ただこの自明にも見える前提に、議論の優先順位の問題としてあえて口にはして来ませんでしたが僕はしっくり来ない/もやもやもするものを実はずっと抱えていて、それは0トップかそうでないか、専従的ストライカーなしかありかという一般的な問題構図と、そのストライカーが「ハーランド」であること(あるいは「ハーランド」をフィットさせるという課題)との間には、少し距離があるというか飛ばされているステップがあるのではないかということ。
つまり以前牽牛星さん(@kengyuusei0330)のストライカーありきの(ペップの)チームビルディング論に対して、それはサッカー界の中でも特別/特殊に能力の高いストライカーの存在を前提にした時に、主に機能する方法論/問題設定なのではないかという話を僕はしました。(『「徹底」と「最大」の微妙な違い ~今更牽牛星さんへの返答』)
ここで言っているのは何かというと、各時代に存在する一流ストライカーたちの中でも現代の彼らのような選手たちは特別に能力の高い、自己完結性の高い、"戦術〇〇"のような扱いがむしろ自然なような超絶的カテゴリーの選手たちであって、例え一流の部類ではあっても一般の(?)ストライカーたちとは区別すべき存在であるということです。
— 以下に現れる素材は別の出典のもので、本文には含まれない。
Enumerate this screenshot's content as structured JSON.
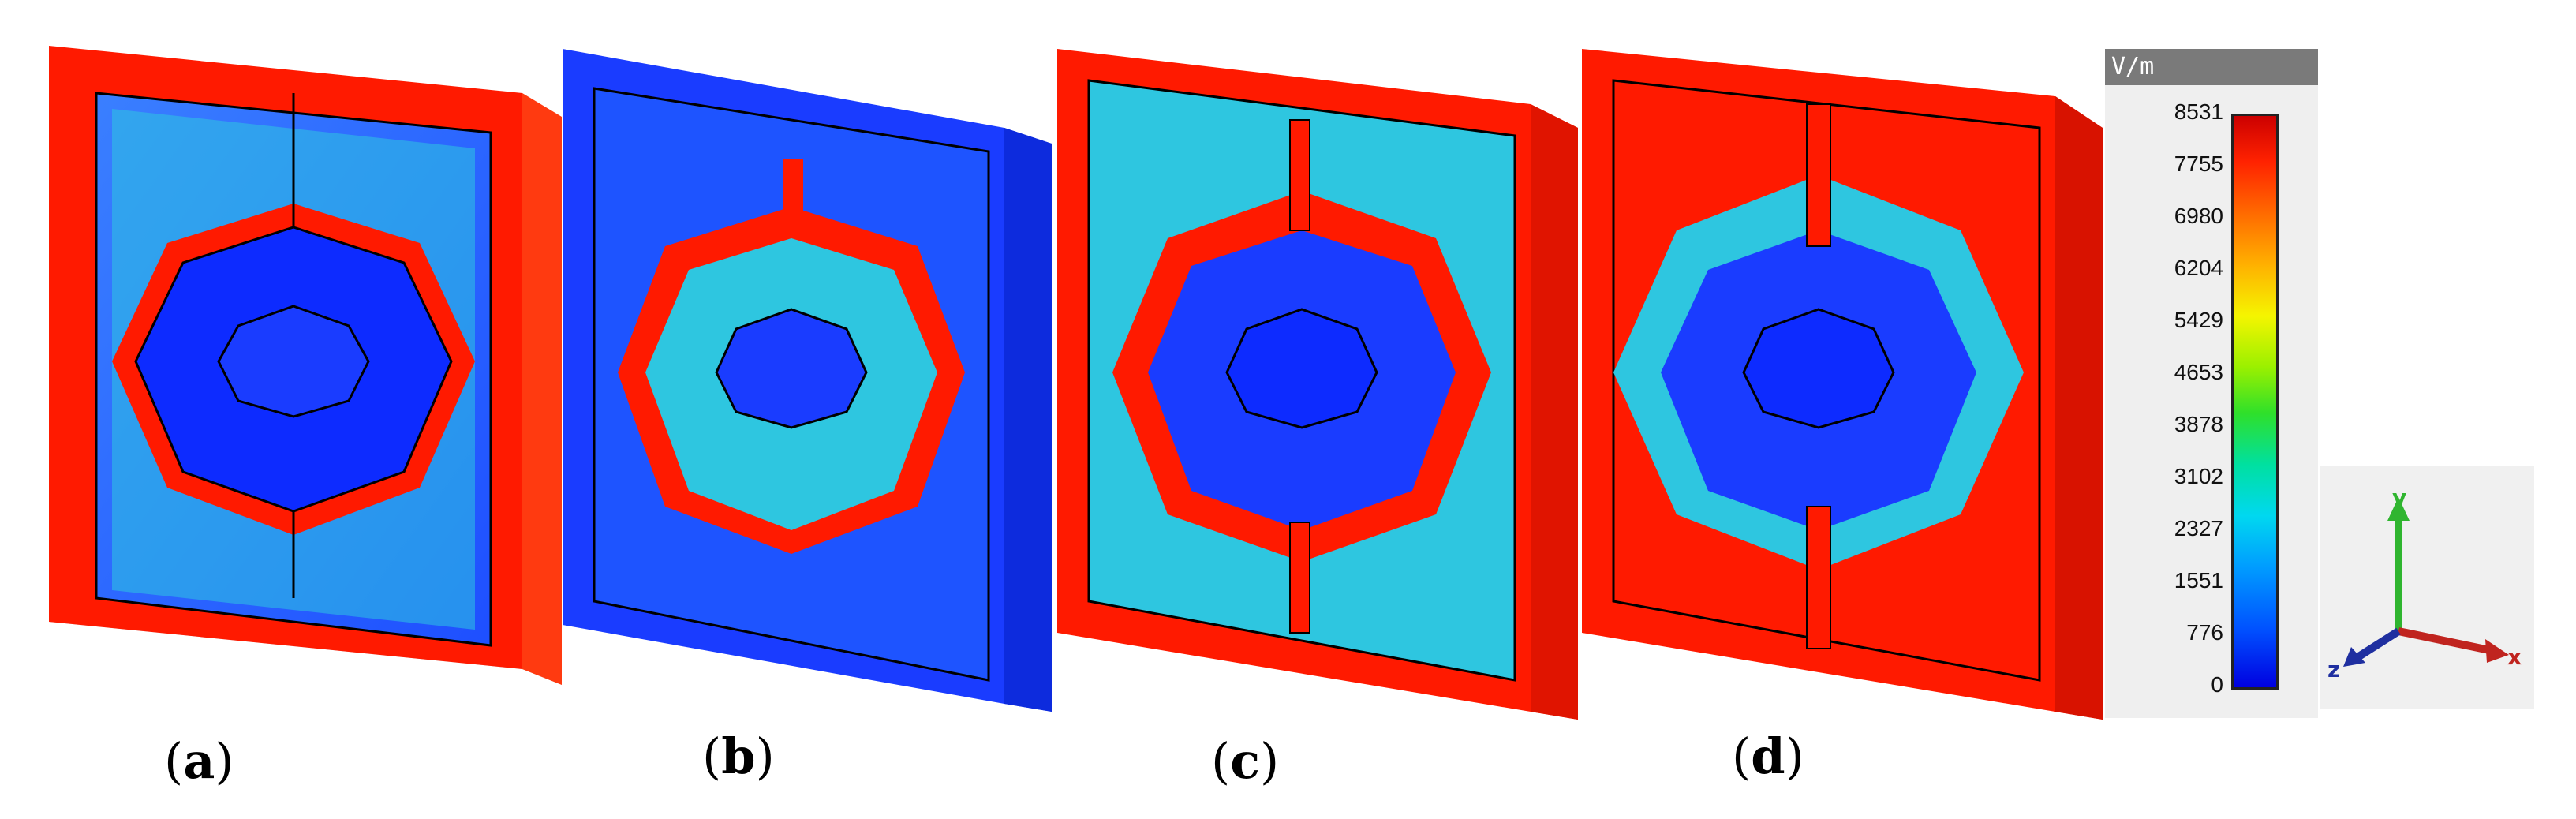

名前を挙げているように、勿論ハーランドもそうしたレベルの存在だと僕は考えているので、もしペップ・シティが一般レベルの一流/有能ストライカーを使った上でCLの壁に跳ね返されていたのなら、そこを超絶レベルに替えてみたらどうなるかというのは順当なステップな訳ですが、実際にはそもそもストライカーのいない"0トップ"のチームで試行を繰り返していた訳ですから、そこからいきなり超絶レベルの"ハーランド"では、試すべきステップが論理的に一つ抜けていることになる訳です。
ストライカーが必要か必要でないかではなく、超絶的ストライカーが必要かの話に一気に行ってしまったという。文脈的に名指しするのが若干躊躇われるところではありますが(笑)、シティ関連の名前で言えば例えば何度か名前の挙がったハリー・ケインとか、あるいはもっと若く健康でフル稼働の可能なアグエロ(笑)でもいたら、順番通りに前者(ストライカーが必要か必要でないか)の問題の検討が出来たかもしれませんが。
勿論実際の補強はその時獲得可能なそのポジションの最高の選手を獲りに行くのが普通で、ハーランドがリーズナブルな価格で獲れるのにそれをやめてわざわざより平凡な選手を獲る(うっかりするともっと高いかも知れない)なんてのは非現実的な話なので、まあ来てしまったものは仕方がない(笑)し誰を責めるつもりも無いんですけど。
そもそもそれ以前に、僕がこんなことを気にするのは0トップ基本で築き上げて来たチームに誇りや愛着や興味があって、その続きないし変えるにしても延長を見たいという気持ちがあるからで、その気持ちを共有しないあるいはもっと単純に"CLを獲る"ことへの最短距離に(のみ)興味がある人(それは当のペップやフロント自体がそうかもしれない)には関係の無い話でしょうし。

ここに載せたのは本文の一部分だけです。